Nhika tersenyum malu mendengar pernyataan Dillan, dia sedikit menunduk, menyebunyikan wajahnya yang pasti merona karenanya serta berharap semoga Dillan tak mencium wangi taman bunga yang mendadak tumbuh di hatinya.
            “Dimana si penyihir itu?” Nhika beralih melihat sekeliling, tak dia temukan keberadaan Justin. Dia menghilang tiba-tiba setelah ikannya habis tadi.
            “Kenapa?” Dilllan bertanya-tanya kenapa mendadak Nhika mengalihkan pmbicaraan.
            “Aku ingin melihat bagaimana penyihir tidur,” Nhika terkekeh seraya berdiri dan meilhat sana-sini, berharap menemukan Justin dalam posisi mendengkur seperti kerbau.
            “Bodoh,” mendengar suara bernada meleceh yang berkesan dingin dari atas kepalanya itu, Nhika sejurus mendongakkan kepala. Matanya melotot seperti mata ikan, hendak meloncat keluar dari kelopaknya ketika mendapati sosok Justin yang sedang nangkring  di atas pohon sambil melahap rasbery, terlihat seperti monyet cerdas. Cerdas.
            “Apa yang kau lakukan disana?” seru Nhika
            “Melihat dua anak manusia sedang bertukar kata-kata cinta,” Jawab Justin, tawa renyah mengikuti kalimatnya. Nhika menghentakkan kaki kanannya ke tanah, seoalh berharap bumi bergoyang karenanya kemudian Justin jatuh tersungkur, terjerembab di tumpukan ilalang dengan posisi kepala tertancap di tanah.

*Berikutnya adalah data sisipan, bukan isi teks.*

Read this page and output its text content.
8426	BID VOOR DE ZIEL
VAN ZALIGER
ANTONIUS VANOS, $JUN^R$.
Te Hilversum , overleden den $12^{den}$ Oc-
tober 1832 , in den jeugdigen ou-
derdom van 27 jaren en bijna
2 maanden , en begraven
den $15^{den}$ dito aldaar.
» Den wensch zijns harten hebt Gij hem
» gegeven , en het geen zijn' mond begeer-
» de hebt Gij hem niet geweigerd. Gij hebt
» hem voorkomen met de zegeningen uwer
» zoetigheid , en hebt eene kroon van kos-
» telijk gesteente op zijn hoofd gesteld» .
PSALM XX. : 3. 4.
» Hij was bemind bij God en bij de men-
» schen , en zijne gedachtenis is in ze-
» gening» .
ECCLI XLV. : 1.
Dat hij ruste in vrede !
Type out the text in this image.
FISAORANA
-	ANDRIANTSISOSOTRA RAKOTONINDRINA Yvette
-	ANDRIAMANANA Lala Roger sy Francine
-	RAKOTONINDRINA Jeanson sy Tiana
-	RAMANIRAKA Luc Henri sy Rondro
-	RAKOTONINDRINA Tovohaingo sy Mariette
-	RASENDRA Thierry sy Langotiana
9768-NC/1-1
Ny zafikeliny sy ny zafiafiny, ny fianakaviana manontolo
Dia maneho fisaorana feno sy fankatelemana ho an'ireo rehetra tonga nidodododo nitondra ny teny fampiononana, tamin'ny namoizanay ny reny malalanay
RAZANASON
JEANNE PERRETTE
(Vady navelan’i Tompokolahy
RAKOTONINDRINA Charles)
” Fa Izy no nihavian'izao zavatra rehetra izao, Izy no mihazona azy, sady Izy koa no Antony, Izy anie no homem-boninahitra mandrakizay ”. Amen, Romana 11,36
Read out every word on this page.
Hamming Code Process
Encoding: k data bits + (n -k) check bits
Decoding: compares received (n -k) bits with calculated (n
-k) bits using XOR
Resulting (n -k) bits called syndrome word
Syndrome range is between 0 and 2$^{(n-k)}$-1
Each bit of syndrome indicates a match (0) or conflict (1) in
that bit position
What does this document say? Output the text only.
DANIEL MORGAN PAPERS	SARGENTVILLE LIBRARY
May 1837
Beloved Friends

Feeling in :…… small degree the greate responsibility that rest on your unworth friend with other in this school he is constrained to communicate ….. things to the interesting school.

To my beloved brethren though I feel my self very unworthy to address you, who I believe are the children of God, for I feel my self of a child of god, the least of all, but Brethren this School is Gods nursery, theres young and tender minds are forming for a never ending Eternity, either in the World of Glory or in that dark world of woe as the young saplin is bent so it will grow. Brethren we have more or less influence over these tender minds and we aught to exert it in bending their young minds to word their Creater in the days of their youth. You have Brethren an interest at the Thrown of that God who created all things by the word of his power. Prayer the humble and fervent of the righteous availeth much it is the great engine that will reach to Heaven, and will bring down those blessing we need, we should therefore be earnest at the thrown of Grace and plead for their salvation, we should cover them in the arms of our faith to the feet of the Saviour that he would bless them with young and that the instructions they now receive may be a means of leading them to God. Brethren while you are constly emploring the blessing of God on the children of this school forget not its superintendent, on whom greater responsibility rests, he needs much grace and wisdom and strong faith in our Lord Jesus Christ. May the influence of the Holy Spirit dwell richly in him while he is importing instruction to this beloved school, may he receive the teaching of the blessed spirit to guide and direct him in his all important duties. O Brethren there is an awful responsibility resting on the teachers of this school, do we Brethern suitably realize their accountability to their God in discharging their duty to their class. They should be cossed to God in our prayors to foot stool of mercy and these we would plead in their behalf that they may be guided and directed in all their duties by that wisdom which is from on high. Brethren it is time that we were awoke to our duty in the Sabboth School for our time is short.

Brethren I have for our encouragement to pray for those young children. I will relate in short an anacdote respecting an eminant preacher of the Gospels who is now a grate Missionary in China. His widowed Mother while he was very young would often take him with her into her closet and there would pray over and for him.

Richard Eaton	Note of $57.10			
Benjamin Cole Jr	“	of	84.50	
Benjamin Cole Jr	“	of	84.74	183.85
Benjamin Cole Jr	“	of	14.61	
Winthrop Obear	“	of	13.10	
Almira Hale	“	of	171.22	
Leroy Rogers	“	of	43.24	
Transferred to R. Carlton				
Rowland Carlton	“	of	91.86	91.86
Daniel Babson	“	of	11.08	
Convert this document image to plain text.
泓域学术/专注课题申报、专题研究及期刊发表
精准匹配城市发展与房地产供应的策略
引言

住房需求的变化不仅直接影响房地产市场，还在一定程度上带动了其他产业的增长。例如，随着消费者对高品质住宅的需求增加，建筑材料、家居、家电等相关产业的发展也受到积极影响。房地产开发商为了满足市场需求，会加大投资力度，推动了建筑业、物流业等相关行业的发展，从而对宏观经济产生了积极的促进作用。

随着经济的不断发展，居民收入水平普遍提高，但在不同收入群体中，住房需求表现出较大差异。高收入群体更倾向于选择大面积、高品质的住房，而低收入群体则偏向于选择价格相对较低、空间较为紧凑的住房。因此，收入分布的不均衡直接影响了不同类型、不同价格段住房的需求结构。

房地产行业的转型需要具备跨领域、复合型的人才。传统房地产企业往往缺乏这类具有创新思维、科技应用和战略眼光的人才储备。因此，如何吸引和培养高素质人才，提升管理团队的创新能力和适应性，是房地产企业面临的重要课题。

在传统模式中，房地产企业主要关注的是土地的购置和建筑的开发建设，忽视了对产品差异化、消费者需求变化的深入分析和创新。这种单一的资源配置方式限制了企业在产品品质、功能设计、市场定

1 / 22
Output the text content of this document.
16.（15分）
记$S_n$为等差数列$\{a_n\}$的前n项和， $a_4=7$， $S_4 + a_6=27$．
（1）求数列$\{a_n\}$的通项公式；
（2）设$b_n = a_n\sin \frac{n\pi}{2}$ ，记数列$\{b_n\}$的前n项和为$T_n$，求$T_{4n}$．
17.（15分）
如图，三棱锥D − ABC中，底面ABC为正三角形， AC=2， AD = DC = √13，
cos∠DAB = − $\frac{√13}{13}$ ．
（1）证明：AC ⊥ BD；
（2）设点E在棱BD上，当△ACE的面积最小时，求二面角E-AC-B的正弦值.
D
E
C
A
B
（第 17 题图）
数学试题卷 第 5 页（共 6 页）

            “Kau ini sebenarnya mahkhluk apa?” Nhika menunjuk-nunjuk Justin, “kau prajurit paling tidak sopan yang pernah kutemui, manusia teraneh dan paling menyebalkan. Seharusnya kau perbaiki sikapmu setelah kukatakan ini kepadamu!” dia mengakhiri omelan luapan emosinya dengan berkacak pinggang. Dillan tersenyum menahan tawa melihat tingkah Nhika. Justin sendiri tak terlalu peduli kepada setiap kata dalan kalimat Nhika yang dia tujukan padanya dan memilih asyik menikmati rasbery-rasberynya sambil memandangi bintang.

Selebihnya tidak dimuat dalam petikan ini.